ECLI:NL:PHR:2025:633
Parket bij de Hoge Raad
- Rechtspraak.nl
Ontvankelijkheid cassatieberoep in strafzaak wegens overtreding van de Wegenverkeerswet en Opiumwet
In deze zaak is de verdachte, geboren in 1981, bij arrest van 8 december 2023 door het gerechtshof 's-Hertogenbosch veroordeeld voor overtredingen van de Wegenverkeerswet en de Opiumwet. Het hof heeft echter, met toepassing van artikel 9a van het Wetboek van Strafrecht, geen straf of maatregel opgelegd. De verdachte heeft cassatieberoep ingesteld, maar dit beroep is beperkt tot de veroordeling van feit 3, dat betrekking heeft op het opzettelijk handelen in strijd met de Opiumwet. De advocaat van de verdachte, M.C. van der Want, heeft één middel van cassatie voorgesteld.

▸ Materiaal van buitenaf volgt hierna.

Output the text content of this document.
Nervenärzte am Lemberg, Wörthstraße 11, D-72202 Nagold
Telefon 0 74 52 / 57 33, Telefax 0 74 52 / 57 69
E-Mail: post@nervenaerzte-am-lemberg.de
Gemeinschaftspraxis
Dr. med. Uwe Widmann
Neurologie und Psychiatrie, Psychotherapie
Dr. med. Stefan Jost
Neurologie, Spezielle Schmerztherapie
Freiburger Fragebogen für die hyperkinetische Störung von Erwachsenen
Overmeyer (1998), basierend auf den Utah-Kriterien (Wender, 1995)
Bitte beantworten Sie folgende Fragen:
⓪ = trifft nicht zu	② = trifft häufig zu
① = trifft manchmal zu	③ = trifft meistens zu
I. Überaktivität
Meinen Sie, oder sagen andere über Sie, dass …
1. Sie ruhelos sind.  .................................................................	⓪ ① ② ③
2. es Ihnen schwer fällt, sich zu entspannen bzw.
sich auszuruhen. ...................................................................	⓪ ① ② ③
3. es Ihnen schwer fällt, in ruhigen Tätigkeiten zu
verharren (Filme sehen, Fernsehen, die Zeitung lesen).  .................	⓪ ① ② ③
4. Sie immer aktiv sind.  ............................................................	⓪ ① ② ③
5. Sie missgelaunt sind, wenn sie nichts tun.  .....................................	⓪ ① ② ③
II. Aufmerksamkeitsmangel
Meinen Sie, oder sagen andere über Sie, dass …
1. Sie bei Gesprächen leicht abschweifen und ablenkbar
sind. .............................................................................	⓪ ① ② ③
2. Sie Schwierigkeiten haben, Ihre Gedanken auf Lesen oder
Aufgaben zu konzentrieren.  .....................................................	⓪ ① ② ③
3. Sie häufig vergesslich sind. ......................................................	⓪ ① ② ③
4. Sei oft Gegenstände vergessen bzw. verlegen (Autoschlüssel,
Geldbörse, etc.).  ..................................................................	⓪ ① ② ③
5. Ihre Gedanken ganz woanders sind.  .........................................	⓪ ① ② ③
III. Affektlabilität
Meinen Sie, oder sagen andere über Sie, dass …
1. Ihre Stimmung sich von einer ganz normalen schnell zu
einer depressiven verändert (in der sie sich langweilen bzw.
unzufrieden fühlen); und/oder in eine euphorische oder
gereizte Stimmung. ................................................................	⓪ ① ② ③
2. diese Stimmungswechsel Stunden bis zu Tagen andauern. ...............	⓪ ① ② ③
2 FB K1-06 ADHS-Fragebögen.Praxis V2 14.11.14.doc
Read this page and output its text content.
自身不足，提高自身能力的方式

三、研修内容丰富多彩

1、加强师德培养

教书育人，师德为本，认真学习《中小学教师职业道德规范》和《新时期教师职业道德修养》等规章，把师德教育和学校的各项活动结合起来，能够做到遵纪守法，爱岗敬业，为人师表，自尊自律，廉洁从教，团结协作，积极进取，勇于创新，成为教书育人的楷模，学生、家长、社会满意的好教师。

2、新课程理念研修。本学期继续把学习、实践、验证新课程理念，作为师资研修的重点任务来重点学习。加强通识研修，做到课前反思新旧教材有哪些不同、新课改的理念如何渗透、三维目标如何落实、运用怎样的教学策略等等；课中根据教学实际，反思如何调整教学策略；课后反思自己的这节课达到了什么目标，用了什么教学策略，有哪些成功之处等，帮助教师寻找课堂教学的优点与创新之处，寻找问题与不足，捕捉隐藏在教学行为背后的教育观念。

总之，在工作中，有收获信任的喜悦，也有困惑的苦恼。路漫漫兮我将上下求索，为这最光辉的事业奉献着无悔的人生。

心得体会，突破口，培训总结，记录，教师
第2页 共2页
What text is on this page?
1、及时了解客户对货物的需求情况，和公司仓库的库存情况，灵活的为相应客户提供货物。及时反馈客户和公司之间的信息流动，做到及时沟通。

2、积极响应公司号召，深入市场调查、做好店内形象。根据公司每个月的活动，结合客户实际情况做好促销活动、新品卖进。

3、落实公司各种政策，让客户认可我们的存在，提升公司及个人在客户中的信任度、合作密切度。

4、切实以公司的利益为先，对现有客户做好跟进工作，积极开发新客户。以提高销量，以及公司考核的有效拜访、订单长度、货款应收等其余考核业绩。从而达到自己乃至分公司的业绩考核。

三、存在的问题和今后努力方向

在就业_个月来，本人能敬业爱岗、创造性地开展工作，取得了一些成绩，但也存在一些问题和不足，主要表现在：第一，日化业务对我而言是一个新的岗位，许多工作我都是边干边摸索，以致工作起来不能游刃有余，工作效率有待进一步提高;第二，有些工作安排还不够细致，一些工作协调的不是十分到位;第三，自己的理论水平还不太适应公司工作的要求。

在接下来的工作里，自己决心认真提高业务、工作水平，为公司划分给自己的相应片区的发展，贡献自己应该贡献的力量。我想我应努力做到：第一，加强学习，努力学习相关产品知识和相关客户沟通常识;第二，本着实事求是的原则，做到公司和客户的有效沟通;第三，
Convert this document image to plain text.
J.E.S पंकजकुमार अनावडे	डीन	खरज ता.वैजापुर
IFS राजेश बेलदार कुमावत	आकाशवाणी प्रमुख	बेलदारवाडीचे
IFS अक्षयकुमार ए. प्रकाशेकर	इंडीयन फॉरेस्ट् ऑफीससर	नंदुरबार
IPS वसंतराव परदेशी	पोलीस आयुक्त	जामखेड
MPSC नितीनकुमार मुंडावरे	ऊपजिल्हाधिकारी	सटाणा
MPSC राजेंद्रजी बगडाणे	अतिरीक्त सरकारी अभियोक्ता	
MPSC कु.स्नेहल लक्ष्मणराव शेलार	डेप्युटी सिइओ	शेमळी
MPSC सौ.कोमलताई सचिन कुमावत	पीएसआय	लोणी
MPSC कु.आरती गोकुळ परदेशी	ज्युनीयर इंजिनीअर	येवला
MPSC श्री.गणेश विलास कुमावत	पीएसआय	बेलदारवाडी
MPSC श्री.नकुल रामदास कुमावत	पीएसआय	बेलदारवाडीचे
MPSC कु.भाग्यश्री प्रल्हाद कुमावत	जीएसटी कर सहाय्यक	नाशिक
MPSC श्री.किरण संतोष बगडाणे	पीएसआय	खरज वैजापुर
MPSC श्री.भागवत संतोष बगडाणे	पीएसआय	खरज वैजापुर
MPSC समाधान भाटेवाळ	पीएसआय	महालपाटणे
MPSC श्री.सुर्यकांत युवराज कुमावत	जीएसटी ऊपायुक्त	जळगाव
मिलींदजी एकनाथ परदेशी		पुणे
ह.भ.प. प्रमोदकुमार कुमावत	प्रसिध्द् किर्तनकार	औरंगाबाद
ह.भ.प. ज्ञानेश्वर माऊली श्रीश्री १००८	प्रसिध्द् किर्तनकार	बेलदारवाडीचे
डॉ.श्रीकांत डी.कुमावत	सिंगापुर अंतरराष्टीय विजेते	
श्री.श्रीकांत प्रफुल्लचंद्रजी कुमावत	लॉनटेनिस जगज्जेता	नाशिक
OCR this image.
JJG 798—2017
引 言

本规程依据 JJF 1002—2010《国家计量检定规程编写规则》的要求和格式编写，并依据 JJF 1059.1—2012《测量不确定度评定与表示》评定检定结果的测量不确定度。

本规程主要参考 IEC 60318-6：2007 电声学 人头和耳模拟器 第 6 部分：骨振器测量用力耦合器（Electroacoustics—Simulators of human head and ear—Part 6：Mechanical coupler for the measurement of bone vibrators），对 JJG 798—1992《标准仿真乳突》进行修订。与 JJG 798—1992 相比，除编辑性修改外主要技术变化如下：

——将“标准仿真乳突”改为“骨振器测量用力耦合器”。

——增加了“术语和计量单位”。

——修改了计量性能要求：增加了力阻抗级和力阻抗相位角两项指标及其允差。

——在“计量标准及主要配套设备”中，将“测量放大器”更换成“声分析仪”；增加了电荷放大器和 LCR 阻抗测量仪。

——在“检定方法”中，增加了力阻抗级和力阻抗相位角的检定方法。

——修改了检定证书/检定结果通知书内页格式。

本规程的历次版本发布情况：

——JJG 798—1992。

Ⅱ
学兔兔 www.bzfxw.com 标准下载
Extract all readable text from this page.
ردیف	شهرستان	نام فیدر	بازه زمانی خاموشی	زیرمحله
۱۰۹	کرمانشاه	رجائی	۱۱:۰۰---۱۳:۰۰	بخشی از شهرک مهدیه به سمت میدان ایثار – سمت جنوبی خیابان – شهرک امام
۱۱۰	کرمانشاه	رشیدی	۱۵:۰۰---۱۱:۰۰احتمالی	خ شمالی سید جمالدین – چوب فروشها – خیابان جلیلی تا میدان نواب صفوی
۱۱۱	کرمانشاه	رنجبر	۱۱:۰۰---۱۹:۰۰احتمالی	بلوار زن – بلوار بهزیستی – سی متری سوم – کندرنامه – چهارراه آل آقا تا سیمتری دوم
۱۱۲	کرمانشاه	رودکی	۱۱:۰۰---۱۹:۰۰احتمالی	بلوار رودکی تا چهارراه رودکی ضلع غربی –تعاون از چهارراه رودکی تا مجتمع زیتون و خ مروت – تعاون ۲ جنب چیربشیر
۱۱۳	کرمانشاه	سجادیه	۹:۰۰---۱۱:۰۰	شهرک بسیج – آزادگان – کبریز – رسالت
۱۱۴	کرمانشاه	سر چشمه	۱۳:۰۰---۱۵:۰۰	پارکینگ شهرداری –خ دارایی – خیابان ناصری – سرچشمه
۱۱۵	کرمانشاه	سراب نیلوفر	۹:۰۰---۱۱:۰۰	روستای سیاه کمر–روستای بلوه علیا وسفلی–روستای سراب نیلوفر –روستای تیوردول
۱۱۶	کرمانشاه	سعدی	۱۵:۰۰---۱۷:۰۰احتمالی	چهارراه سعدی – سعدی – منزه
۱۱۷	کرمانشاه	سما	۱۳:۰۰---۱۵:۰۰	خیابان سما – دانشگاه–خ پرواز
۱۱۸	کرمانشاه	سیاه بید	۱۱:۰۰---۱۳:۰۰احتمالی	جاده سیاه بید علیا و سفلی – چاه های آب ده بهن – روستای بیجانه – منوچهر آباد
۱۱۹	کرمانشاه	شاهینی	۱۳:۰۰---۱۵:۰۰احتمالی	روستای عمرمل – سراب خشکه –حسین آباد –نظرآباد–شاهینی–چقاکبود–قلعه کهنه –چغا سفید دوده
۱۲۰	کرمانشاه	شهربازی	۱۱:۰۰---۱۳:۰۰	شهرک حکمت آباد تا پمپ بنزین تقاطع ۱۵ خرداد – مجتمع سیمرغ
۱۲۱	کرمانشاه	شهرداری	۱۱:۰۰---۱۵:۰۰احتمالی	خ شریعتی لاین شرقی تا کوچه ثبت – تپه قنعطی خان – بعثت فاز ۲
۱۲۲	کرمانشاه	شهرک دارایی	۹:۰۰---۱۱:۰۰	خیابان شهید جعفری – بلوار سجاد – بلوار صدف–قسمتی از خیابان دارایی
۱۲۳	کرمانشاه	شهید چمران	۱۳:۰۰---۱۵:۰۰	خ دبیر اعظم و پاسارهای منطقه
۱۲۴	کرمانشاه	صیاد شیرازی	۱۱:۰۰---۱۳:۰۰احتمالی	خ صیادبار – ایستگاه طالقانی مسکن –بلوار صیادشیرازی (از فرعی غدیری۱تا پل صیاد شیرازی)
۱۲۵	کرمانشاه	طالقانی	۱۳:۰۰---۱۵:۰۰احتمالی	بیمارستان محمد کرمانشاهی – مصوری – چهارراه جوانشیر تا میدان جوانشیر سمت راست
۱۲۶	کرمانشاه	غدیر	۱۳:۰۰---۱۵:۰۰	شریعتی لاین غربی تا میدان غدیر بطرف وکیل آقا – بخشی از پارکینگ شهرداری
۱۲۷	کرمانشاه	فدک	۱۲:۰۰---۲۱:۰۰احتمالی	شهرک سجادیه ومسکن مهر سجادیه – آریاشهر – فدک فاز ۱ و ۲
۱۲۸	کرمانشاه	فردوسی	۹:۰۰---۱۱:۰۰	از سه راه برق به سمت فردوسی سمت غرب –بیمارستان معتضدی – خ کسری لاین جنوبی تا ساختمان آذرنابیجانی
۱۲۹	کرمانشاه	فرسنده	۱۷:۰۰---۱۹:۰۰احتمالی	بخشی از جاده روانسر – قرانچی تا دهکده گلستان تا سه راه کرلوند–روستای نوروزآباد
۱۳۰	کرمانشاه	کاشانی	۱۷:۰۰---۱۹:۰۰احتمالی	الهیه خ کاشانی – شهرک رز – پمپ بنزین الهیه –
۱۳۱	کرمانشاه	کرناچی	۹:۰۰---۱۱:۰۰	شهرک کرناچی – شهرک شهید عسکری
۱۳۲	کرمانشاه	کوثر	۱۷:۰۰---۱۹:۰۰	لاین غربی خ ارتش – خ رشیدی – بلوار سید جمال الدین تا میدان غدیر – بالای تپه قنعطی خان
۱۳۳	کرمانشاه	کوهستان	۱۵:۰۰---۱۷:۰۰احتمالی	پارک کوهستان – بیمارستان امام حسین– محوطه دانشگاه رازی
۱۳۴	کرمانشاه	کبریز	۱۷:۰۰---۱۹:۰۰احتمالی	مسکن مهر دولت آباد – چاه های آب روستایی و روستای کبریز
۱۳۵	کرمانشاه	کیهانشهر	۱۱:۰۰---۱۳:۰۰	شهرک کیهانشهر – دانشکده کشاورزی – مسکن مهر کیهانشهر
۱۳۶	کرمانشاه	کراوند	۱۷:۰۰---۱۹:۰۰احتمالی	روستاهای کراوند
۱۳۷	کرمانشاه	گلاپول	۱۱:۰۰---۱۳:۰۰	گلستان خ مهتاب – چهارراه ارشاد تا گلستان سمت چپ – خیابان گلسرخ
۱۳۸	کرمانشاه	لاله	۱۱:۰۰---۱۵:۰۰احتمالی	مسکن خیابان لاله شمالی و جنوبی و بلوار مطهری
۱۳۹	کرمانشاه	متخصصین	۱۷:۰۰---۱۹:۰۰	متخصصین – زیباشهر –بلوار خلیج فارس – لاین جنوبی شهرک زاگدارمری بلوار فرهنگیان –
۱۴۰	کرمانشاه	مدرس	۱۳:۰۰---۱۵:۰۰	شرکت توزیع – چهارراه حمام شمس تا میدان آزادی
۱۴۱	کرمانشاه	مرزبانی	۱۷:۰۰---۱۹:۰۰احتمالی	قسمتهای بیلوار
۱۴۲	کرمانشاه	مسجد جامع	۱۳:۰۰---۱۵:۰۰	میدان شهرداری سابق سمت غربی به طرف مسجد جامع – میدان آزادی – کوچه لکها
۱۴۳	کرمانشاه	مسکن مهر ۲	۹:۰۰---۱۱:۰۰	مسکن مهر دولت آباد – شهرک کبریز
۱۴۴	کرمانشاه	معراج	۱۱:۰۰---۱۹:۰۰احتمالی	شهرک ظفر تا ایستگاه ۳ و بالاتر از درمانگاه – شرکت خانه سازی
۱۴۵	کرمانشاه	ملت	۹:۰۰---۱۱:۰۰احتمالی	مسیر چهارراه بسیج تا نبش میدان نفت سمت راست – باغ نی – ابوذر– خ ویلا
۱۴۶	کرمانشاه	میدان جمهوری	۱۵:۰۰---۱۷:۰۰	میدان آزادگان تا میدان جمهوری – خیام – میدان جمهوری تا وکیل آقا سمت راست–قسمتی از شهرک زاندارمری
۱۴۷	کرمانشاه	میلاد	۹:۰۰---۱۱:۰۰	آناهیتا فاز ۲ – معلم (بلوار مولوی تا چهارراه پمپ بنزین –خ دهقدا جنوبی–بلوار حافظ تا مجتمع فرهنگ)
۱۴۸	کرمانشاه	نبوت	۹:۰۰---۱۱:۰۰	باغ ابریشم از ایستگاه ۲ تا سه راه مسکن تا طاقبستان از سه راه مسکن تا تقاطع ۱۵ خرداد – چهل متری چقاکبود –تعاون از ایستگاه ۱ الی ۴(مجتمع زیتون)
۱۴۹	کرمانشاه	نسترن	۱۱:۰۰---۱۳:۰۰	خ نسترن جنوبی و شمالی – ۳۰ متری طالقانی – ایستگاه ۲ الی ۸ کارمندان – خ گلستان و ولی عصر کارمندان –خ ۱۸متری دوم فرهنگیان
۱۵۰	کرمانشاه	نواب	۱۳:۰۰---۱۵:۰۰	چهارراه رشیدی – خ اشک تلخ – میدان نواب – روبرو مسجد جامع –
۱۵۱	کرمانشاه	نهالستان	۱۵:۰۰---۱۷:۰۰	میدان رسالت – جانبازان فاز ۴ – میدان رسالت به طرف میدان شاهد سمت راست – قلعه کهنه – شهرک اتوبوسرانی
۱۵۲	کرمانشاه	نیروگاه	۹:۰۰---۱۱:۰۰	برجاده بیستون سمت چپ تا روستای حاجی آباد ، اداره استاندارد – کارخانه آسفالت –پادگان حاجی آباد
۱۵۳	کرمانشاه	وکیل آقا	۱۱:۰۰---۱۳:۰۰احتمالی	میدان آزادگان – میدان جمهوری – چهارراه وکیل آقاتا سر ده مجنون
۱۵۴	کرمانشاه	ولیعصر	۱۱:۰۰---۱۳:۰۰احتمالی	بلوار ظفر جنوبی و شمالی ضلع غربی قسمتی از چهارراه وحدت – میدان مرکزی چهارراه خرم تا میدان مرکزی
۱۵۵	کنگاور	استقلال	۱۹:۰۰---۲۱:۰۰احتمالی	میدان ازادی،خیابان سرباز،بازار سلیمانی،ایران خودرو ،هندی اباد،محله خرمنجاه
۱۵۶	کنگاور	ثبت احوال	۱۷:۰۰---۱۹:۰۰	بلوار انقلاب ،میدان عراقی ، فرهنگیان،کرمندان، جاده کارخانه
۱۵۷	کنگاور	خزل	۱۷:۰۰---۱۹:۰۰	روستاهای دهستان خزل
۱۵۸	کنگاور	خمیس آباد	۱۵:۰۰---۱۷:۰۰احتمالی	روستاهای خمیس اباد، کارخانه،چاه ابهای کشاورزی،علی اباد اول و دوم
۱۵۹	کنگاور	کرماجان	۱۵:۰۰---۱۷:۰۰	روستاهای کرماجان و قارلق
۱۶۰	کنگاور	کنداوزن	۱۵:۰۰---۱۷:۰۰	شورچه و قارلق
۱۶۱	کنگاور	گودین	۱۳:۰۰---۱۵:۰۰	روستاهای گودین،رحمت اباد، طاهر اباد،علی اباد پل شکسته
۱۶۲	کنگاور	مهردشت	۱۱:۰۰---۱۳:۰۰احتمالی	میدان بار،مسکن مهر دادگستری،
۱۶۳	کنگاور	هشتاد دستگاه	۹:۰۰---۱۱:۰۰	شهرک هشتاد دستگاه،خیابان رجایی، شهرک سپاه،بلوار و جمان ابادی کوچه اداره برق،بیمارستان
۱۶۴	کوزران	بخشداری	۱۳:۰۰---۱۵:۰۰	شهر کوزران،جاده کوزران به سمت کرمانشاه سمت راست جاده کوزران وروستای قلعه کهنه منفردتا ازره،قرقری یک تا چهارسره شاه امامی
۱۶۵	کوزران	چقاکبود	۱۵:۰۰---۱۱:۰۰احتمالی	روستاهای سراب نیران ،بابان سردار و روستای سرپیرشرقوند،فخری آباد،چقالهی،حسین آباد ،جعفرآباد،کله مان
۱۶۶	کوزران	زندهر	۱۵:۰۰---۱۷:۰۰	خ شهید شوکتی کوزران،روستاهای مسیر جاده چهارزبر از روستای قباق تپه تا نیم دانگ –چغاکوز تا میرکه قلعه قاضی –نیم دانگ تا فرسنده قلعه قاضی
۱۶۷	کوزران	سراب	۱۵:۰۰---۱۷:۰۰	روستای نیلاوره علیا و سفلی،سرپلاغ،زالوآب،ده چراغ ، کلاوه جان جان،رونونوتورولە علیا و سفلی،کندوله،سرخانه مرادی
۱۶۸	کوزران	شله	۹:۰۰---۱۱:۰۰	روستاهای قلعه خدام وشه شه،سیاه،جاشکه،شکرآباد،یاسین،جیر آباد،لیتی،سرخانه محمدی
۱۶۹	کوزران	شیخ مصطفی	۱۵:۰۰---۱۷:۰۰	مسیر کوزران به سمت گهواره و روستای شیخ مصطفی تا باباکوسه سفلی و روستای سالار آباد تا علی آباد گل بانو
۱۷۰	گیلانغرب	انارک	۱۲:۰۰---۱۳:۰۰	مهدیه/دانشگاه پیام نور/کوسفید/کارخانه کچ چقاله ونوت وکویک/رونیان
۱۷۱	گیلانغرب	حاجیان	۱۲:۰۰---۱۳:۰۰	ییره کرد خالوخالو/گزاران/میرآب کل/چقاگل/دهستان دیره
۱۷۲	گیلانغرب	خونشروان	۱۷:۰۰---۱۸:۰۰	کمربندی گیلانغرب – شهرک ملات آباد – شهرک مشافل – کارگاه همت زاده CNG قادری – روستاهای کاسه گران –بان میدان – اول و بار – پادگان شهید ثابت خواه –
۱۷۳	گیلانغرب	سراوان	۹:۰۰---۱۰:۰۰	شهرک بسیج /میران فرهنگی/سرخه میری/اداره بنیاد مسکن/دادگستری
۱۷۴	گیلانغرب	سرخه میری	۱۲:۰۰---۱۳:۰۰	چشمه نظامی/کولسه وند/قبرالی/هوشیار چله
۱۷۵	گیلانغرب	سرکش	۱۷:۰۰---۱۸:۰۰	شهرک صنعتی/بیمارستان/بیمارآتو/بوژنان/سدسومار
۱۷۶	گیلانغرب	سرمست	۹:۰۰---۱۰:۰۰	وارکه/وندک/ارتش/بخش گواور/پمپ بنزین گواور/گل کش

De beoordeling van de ontvankelijkheid van het cassatieberoep is aan de orde. De bewezenverklaring houdt in dat de verdachte ongeveer 97,3 gram hasjiesj aanwezig heeft gehad, maar niet dat hij dit opzettelijk heeft gedaan. Dit leidt tot de conclusie dat het hier gaat om een overtreding en niet om een misdrijf. Gezien artikel 427 lid 2 van het Wetboek van Strafvordering staat er voor de verdachte geen cassatieberoep open tegen arresten betreffende overtredingen, indien er geen straf of maatregel is opgelegd. De Hoge Raad kan het cassatieberoep daarom niet in behandeling nemen, ook al is er sprake van een kennelijke vergissing in de kwalificatie van het hof.
De conclusie van de procureur-generaal bij de Hoge Raad is dat het cassatieberoep niet-ontvankelijk moet worden verklaard. Dit is in lijn met eerdere uitspraken van de Hoge Raad, waarin soortgelijke beperkingen van het cassatieberoep zijn bevestigd.